Because the Berkeley Festival was happening on the West Coast in the 1960s, it had a different slant than the more traditional folk revival on the East Coast, Kramer said. The East Coast folk revival became best known perhaps for the vociferous objections to Bob Dylan “going electric” in 1965, which some saw as an abandonment of its purist, leftwing ideals.
“The West Coast folk revival at Berkeley was less concerned with these definitions of authenticity,” Kramer said. Instead, the participants focused more on the breadth of folk, from Black blues and Appalachian traditions to international sounds — such as United Kingdom ballads and Mexican-American conjunto ensembles — to newer genres such as rock and soul. As the 1960s progressed, the Berkeley Festival opened up its program of folk music to avant-garde experimentation, psychedelia and singer-songwriter poetry without giving up on its inclusive, communal atmosphere.

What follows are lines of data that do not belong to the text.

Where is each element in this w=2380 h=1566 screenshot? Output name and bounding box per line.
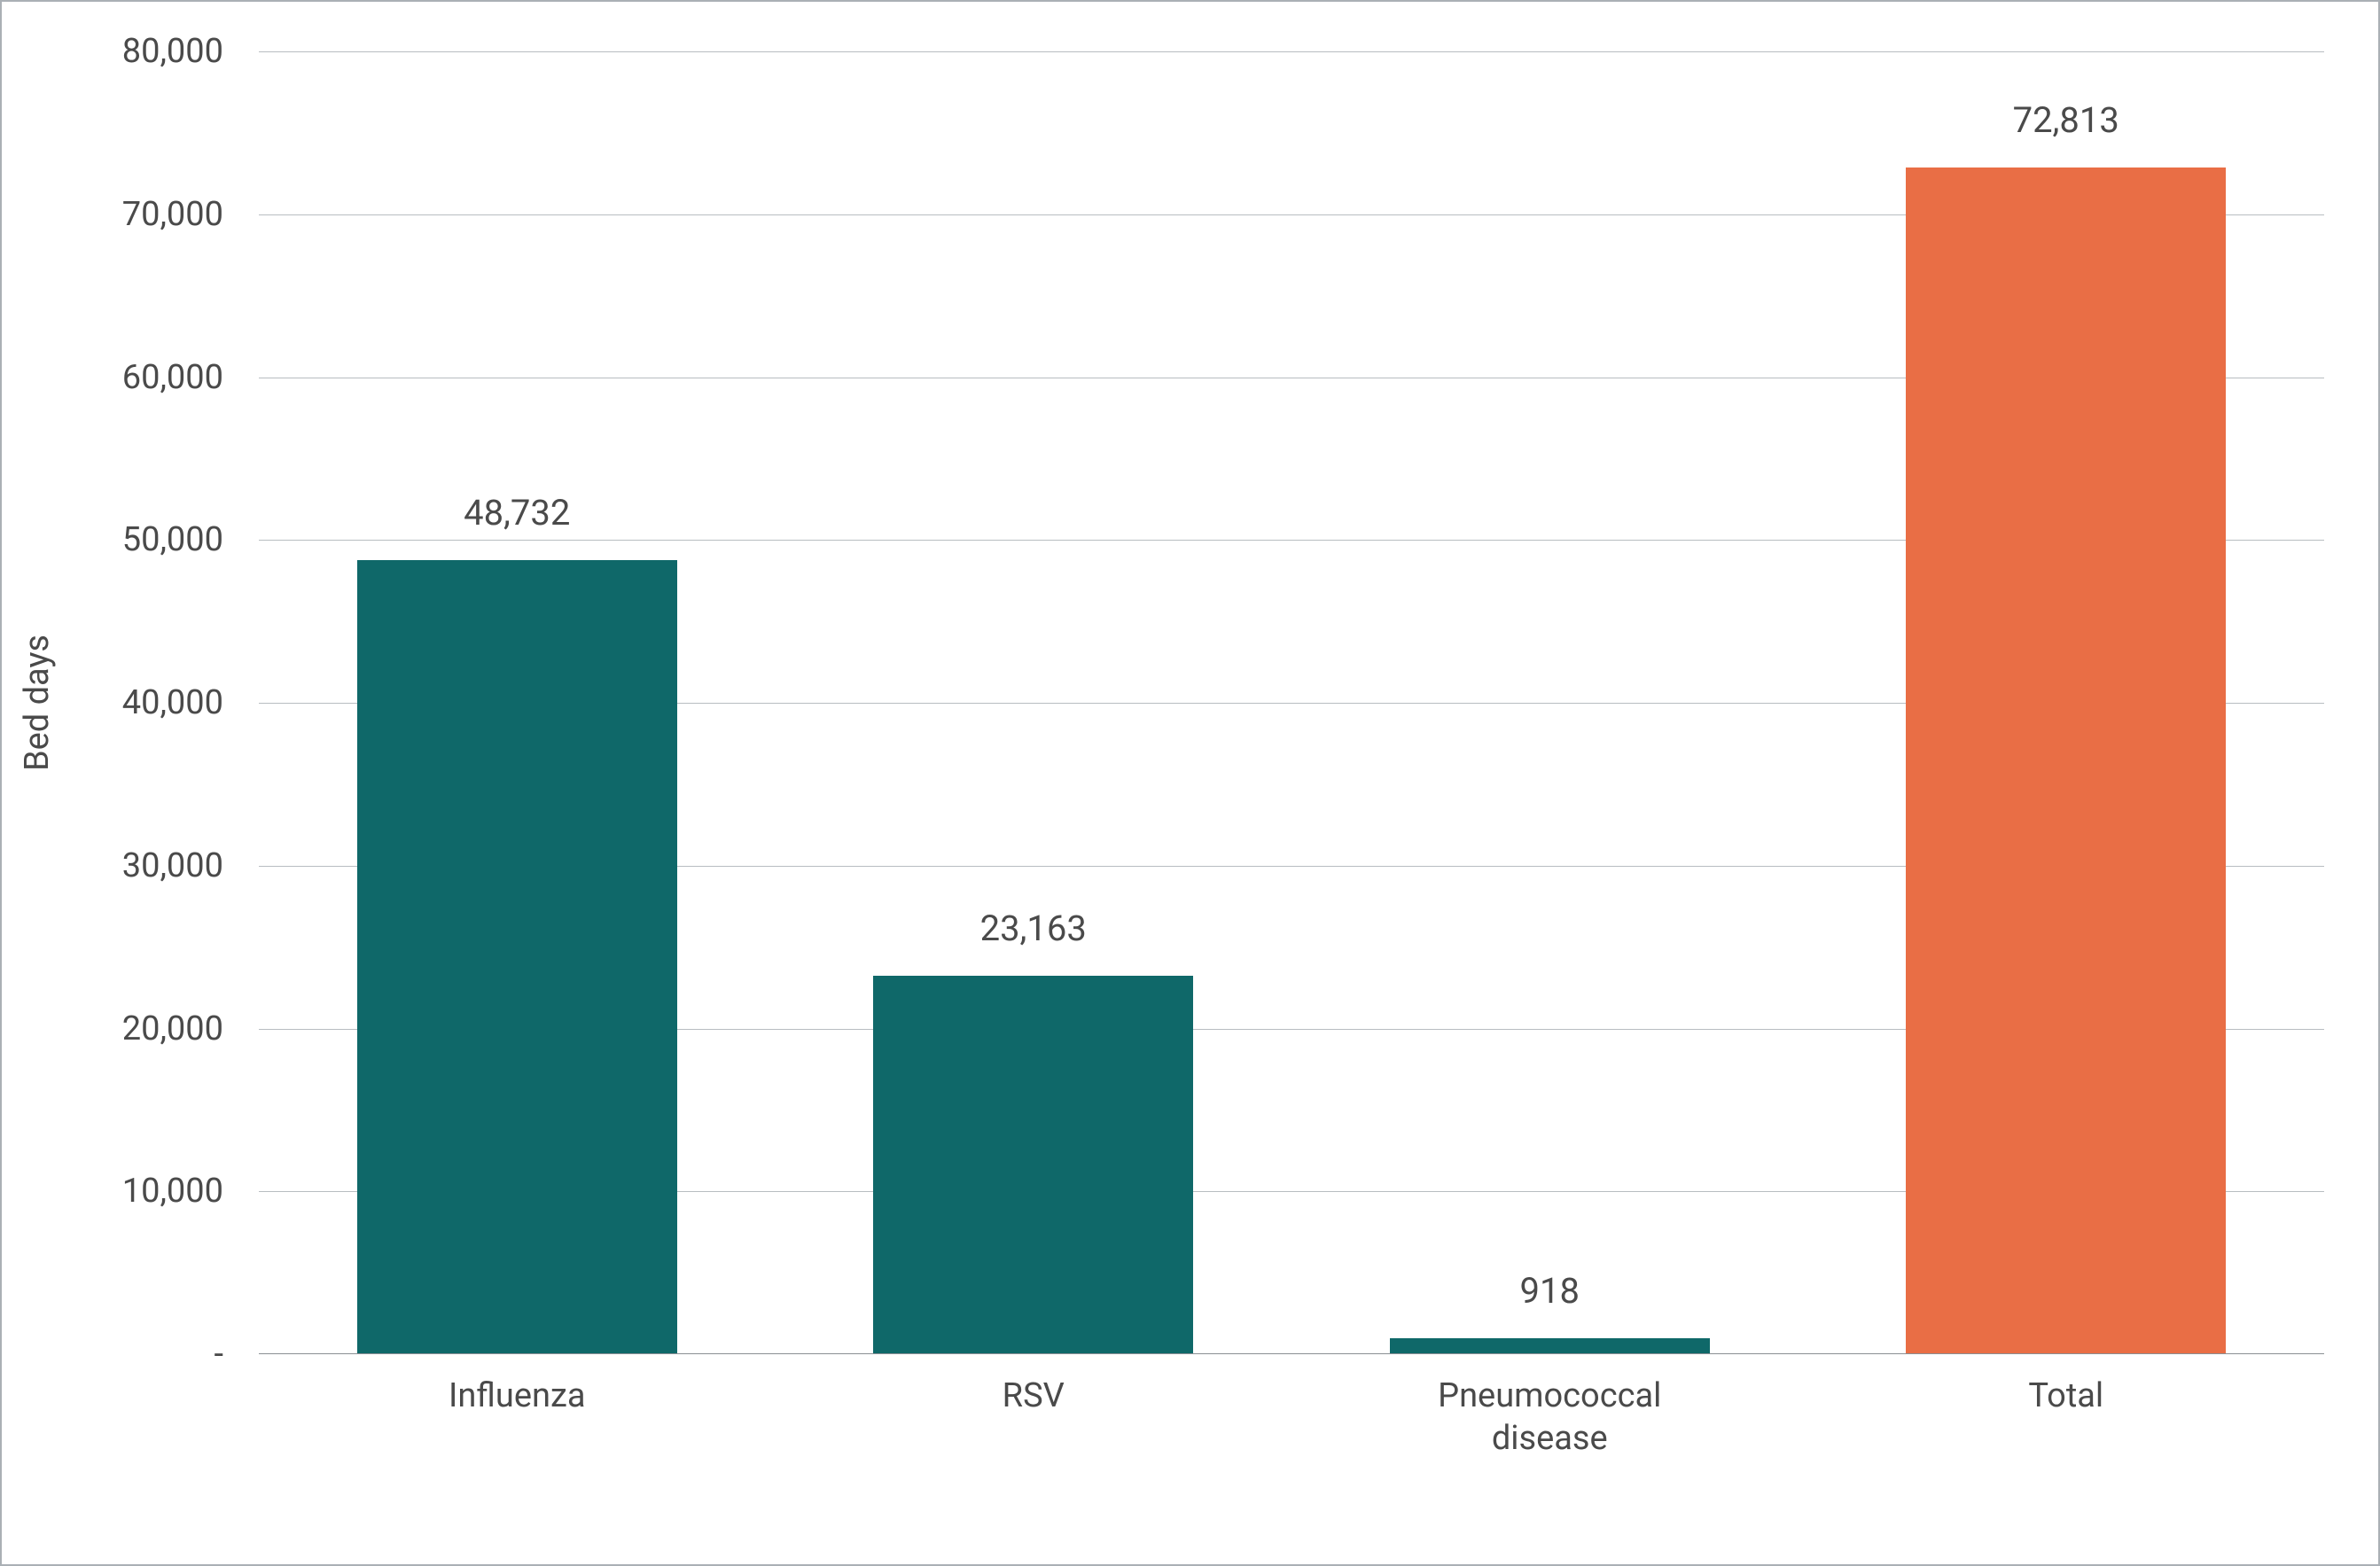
y-tick-label: 30,000 bbox=[2, 846, 223, 885]
bar-value-label: 48,732 bbox=[464, 492, 570, 534]
bar: 48,732 bbox=[357, 560, 677, 1353]
y-tick-label: 10,000 bbox=[2, 1172, 223, 1211]
bed-days-bar-chart: 48,732 23,163 918 72,813 - 10,000 20,000 30,00… bbox=[0, 0, 2380, 1566]
y-tick-label: 80,000 bbox=[2, 32, 223, 71]
bar-value-label: 918 bbox=[1520, 1270, 1580, 1312]
x-tick-label: Total bbox=[1808, 1375, 2325, 1418]
bar: 918 bbox=[1390, 1338, 1710, 1353]
bar: 72,813 bbox=[1906, 168, 2226, 1353]
y-axis-label: Bed days bbox=[18, 635, 57, 771]
bar-value-label: 72,813 bbox=[2013, 99, 2119, 141]
y-tick-label: 20,000 bbox=[2, 1009, 223, 1048]
y-tick-label: 50,000 bbox=[2, 520, 223, 559]
y-tick-label: 70,000 bbox=[2, 195, 223, 234]
gridline bbox=[259, 51, 2324, 52]
y-tick-label: - bbox=[2, 1335, 223, 1374]
y-tick-label: 60,000 bbox=[2, 358, 223, 397]
x-tick-label: Influenza bbox=[259, 1375, 776, 1418]
bar: 23,163 bbox=[873, 976, 1193, 1353]
bar-value-label: 23,163 bbox=[980, 908, 1087, 949]
x-tick-label: Pneumococcaldisease bbox=[1291, 1375, 1808, 1460]
x-tick-label: RSV bbox=[776, 1375, 1292, 1418]
plot-area: 48,732 23,163 918 72,813 bbox=[259, 51, 2324, 1354]
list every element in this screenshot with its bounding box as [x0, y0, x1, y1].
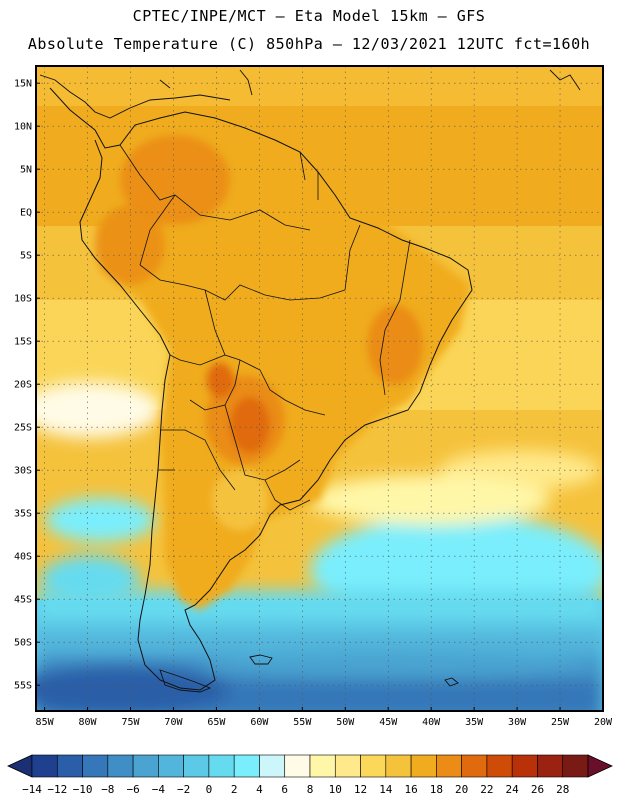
lat-tick-label: 25S	[14, 423, 32, 434]
lon-tick-label: 25W	[551, 717, 570, 728]
colorbar-tick-label: 0	[206, 783, 213, 796]
colorbar-swatch	[461, 754, 488, 778]
colorbar-tick-label: 14	[379, 783, 393, 796]
lon-tick-label: 20W	[594, 717, 613, 728]
colorbar-swatch	[259, 754, 286, 778]
colorbar-swatch	[233, 754, 260, 778]
colorbar-tick-label: −2	[177, 783, 190, 796]
colorbar-tick-label: 20	[455, 783, 468, 796]
lon-tick-label: 45W	[379, 717, 398, 728]
colorbar-swatch	[31, 754, 58, 778]
colorbar-tick-label: 2	[231, 783, 238, 796]
lat-tick-label: 15N	[14, 79, 32, 90]
colorbar-tick-label: −10	[73, 783, 93, 796]
colorbar-tick-label: −12	[47, 783, 67, 796]
temperature-colorbar: −14 −12 −10 −8 −6 −4 −2 0 2 4 6 8 10 12 14 16 18 20 22 24 26…	[7, 754, 613, 796]
colorbar-swatch	[183, 754, 210, 778]
temperature-field	[36, 66, 603, 711]
colorbar-tick-label: 26	[531, 783, 544, 796]
colorbar-tick-label: −14	[22, 783, 42, 796]
colorbar-swatch	[208, 754, 235, 778]
lon-tick-label: 65W	[207, 717, 226, 728]
colorbar-tick-label: 12	[354, 783, 367, 796]
map-title-line-2: Absolute Temperature (C) 850hPa — 12/03/…	[27, 35, 591, 53]
colorbar-tick-label: 22	[480, 783, 493, 796]
colorbar-swatch	[410, 754, 437, 778]
lat-tick-label: EQ	[20, 208, 32, 219]
lat-tick-label: 5S	[20, 251, 32, 262]
lon-tick-label: 80W	[79, 717, 98, 728]
lon-tick-label: 30W	[508, 717, 527, 728]
colorbar-swatch	[334, 754, 361, 778]
colorbar-swatch	[309, 754, 336, 778]
colorbar-swatch	[537, 754, 564, 778]
colorbar-swatch	[360, 754, 387, 778]
lon-tick-label: 75W	[121, 717, 140, 728]
colorbar-swatch	[56, 754, 83, 778]
latitude-axis: 15N 10N 5N EQ 5S 10S 15S 20S 25S 30S 35S 40S 45S 50S 5…	[14, 79, 40, 692]
coastline-and-borders	[39, 69, 581, 693]
lat-tick-label: 50S	[14, 638, 32, 649]
lat-tick-label: 30S	[14, 466, 32, 477]
colorbar-tick-label: 6	[281, 783, 288, 796]
lon-tick-label: 70W	[164, 717, 183, 728]
lat-tick-label: 20S	[14, 380, 32, 391]
islands	[159, 654, 459, 693]
colorbar-tick-label: 16	[404, 783, 417, 796]
colorbar-tick-label: 28	[556, 783, 569, 796]
south-america-coastline	[49, 87, 473, 691]
colorbar-tick-label: −6	[126, 783, 139, 796]
colorbar-swatch	[158, 754, 184, 778]
colorbar-swatch	[511, 754, 538, 778]
colorbar-swatch	[284, 754, 311, 778]
longitude-axis: 85W 80W 75W 70W 65W 60W 55W 50W 45W 40W 35W 30W 25W 2…	[36, 707, 613, 728]
colorbar-over-arrow	[587, 754, 613, 778]
lon-tick-label: 85W	[36, 717, 55, 728]
lon-tick-label: 60W	[250, 717, 269, 728]
lat-tick-label: 45S	[14, 595, 32, 606]
map-frame	[35, 65, 604, 712]
colorbar-tick-label: 8	[307, 783, 314, 796]
colorbar-tick-label: 10	[329, 783, 342, 796]
central-america-coastline	[39, 69, 581, 119]
lat-tick-label: 15S	[14, 337, 32, 348]
country-borders	[119, 144, 411, 511]
colorbar-swatch	[385, 754, 412, 778]
lat-tick-label: 35S	[14, 509, 32, 520]
lat-tick-label: 55S	[14, 681, 32, 692]
lat-tick-label: 5N	[20, 165, 32, 176]
colorbar-tick-label: −8	[101, 783, 114, 796]
colorbar-tick-label: 4	[256, 783, 263, 796]
lon-tick-label: 40W	[422, 717, 441, 728]
colorbar-swatch	[107, 754, 134, 778]
lon-tick-label: 50W	[336, 717, 355, 728]
map-title-line-1: CPTEC/INPE/MCT — Eta Model 15km — GFS	[132, 7, 486, 25]
lat-tick-label: 40S	[14, 552, 32, 563]
colorbar-swatch	[562, 754, 589, 778]
lon-tick-label: 55W	[293, 717, 312, 728]
lat-tick-label: 10S	[14, 294, 32, 305]
colorbar-swatch	[132, 754, 159, 778]
colorbar-tick-label: 24	[506, 783, 520, 796]
lon-tick-label: 35W	[465, 717, 484, 728]
colorbar-swatch	[82, 754, 109, 778]
colorbar-tick-label: −4	[152, 783, 166, 796]
colorbar-under-arrow	[7, 754, 33, 778]
colorbar-tick-label: 18	[430, 783, 443, 796]
colorbar-swatch	[436, 754, 462, 778]
lat-tick-label: 10N	[14, 122, 32, 133]
colorbar-swatch	[486, 754, 513, 778]
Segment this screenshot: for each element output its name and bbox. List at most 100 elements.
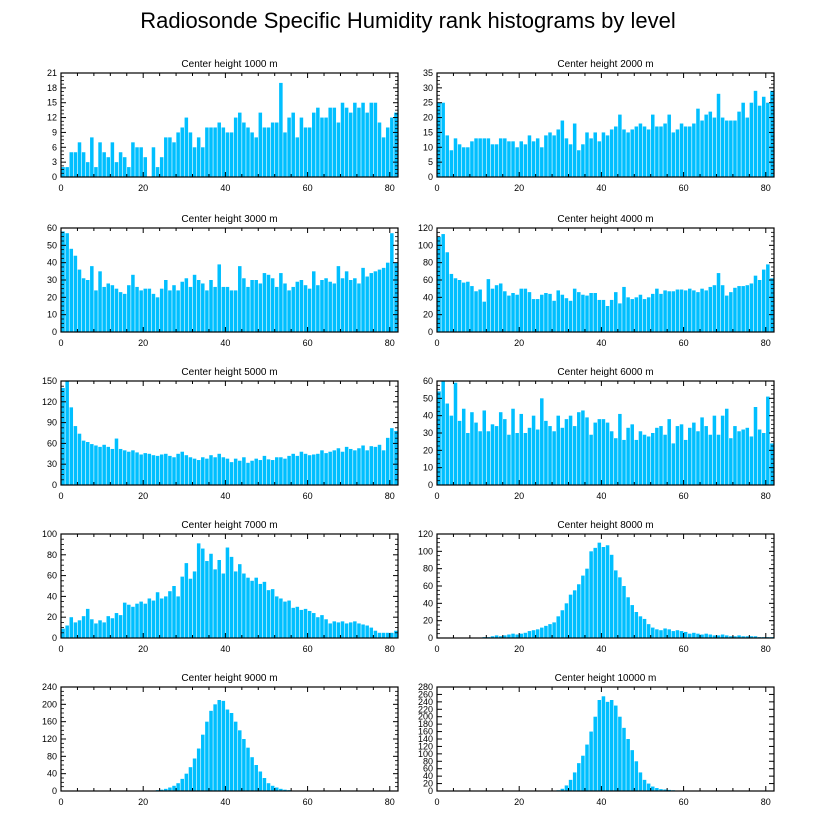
histogram-bar	[441, 381, 445, 485]
histogram-bar	[307, 610, 312, 638]
histogram-bar	[221, 700, 226, 791]
y-tick-label: 60	[423, 376, 433, 386]
histogram-bar	[348, 622, 353, 638]
histogram-bar	[180, 127, 184, 177]
histogram-bar	[741, 429, 745, 485]
histogram-bar	[283, 789, 287, 791]
histogram-bar	[303, 453, 308, 485]
histogram-bar	[486, 279, 491, 332]
histogram-bar	[589, 138, 593, 177]
histogram-bar	[258, 771, 263, 791]
histogram-bar	[65, 233, 69, 332]
histogram-bar	[147, 453, 152, 485]
histogram-bar	[106, 446, 111, 485]
histogram-bar	[498, 636, 503, 638]
x-tick-label: 40	[220, 797, 230, 807]
histogram-bar	[262, 127, 267, 177]
y-tick-label: 80	[47, 550, 57, 560]
histogram-bar	[122, 602, 127, 638]
histogram-bar	[188, 132, 193, 177]
histogram-bar	[675, 289, 680, 332]
y-tick-label: 0	[428, 327, 433, 337]
histogram-bar	[634, 297, 639, 332]
histogram-bar	[511, 141, 515, 177]
histogram-bar	[316, 285, 320, 332]
histogram-bar	[283, 458, 287, 485]
histogram-bar	[61, 628, 65, 638]
histogram-bar	[503, 138, 507, 177]
histogram-bar	[303, 127, 308, 177]
histogram-bar	[626, 427, 630, 485]
histogram-bar	[357, 623, 361, 638]
x-tick-label: 60	[303, 797, 313, 807]
histogram-bar	[523, 632, 528, 638]
histogram-bar	[700, 288, 704, 332]
histogram-bar	[122, 293, 127, 332]
histogram-bar	[544, 293, 548, 332]
histogram-bar	[303, 285, 308, 332]
x-tick-label: 80	[761, 183, 771, 193]
histogram-bar	[225, 132, 230, 177]
histogram-bar	[242, 457, 246, 485]
y-tick-label: 6	[52, 142, 57, 152]
histogram-bar	[340, 451, 345, 485]
histogram-bar	[622, 439, 626, 485]
histogram-bar	[217, 122, 221, 177]
histogram-bar	[279, 788, 283, 791]
y-tick-label: 100	[418, 749, 433, 759]
histogram-bar	[445, 135, 450, 177]
histogram-bar	[155, 455, 160, 485]
histogram-bar	[622, 586, 626, 638]
y-tick-label: 30	[423, 428, 433, 438]
histogram-bar	[192, 758, 197, 791]
histogram-bar	[441, 102, 445, 177]
histogram-bar	[94, 290, 98, 332]
histogram-bar	[626, 739, 630, 791]
y-tick-label: 120	[42, 734, 57, 744]
histogram-bar	[609, 700, 614, 791]
histogram-bar	[131, 274, 135, 332]
histogram-bar	[761, 433, 766, 485]
histogram-bar	[106, 616, 111, 638]
histogram-bar	[556, 616, 560, 638]
histogram-bar	[515, 433, 519, 485]
histogram-bar	[704, 114, 708, 177]
y-tick-label: 21	[47, 68, 57, 78]
histogram-bar	[757, 105, 762, 177]
y-tick-label: 90	[47, 418, 57, 428]
histogram-bar	[597, 542, 602, 638]
histogram-bar	[77, 142, 82, 177]
histogram-bar	[155, 592, 160, 638]
y-tick-label: 40	[423, 411, 433, 421]
histogram-bar	[299, 117, 304, 177]
histogram-bar	[696, 633, 700, 638]
y-tick-label: 25	[423, 98, 433, 108]
histogram-bar	[262, 455, 267, 485]
x-tick-label: 40	[220, 644, 230, 654]
histogram-bar	[122, 157, 127, 177]
x-tick-label: 80	[761, 338, 771, 348]
histogram-bar	[716, 93, 721, 177]
histogram-bar	[531, 141, 536, 177]
histogram-bar	[457, 144, 462, 177]
histogram-bar	[196, 748, 201, 791]
histogram-bar	[638, 431, 643, 485]
histogram-bar	[164, 137, 168, 177]
histogram-bar	[490, 288, 495, 332]
histogram-bar	[81, 616, 86, 638]
histogram-bar	[332, 450, 337, 485]
histogram-bar	[564, 419, 569, 485]
y-tick-label: 40	[47, 769, 57, 779]
histogram-bar	[168, 591, 172, 638]
histogram-bar	[770, 443, 774, 485]
histogram-bar	[246, 577, 250, 638]
histogram-bar	[564, 785, 569, 791]
histogram-bar	[233, 571, 238, 638]
panel-title: Center height 10000 m	[555, 673, 657, 684]
histogram-bar	[642, 126, 647, 177]
histogram-bar	[98, 620, 102, 638]
histogram-bar	[552, 300, 556, 332]
histogram-bar	[110, 448, 115, 485]
histogram-bar	[266, 783, 271, 791]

“At the Berkeley Festival, it’s a story in part of the American South being reimagined out West right during the height of the civil rights movement,” Kramer said. “The festival asserted that Americans on the margins of society, such as long forgotten or ignored working-class musicians from the hinterlands, had as much to offer as the faculty at a prestigious university.”
The exhibit includes numerous never-before-seen photographs, audio and video from festival events, related recordings by performers, an interactive timeline, Kramer’s historical essays on the festival’s significance, and a comprehensive bibliography for those looking to go deeper into the study of the folk revival in the context of postwar American history.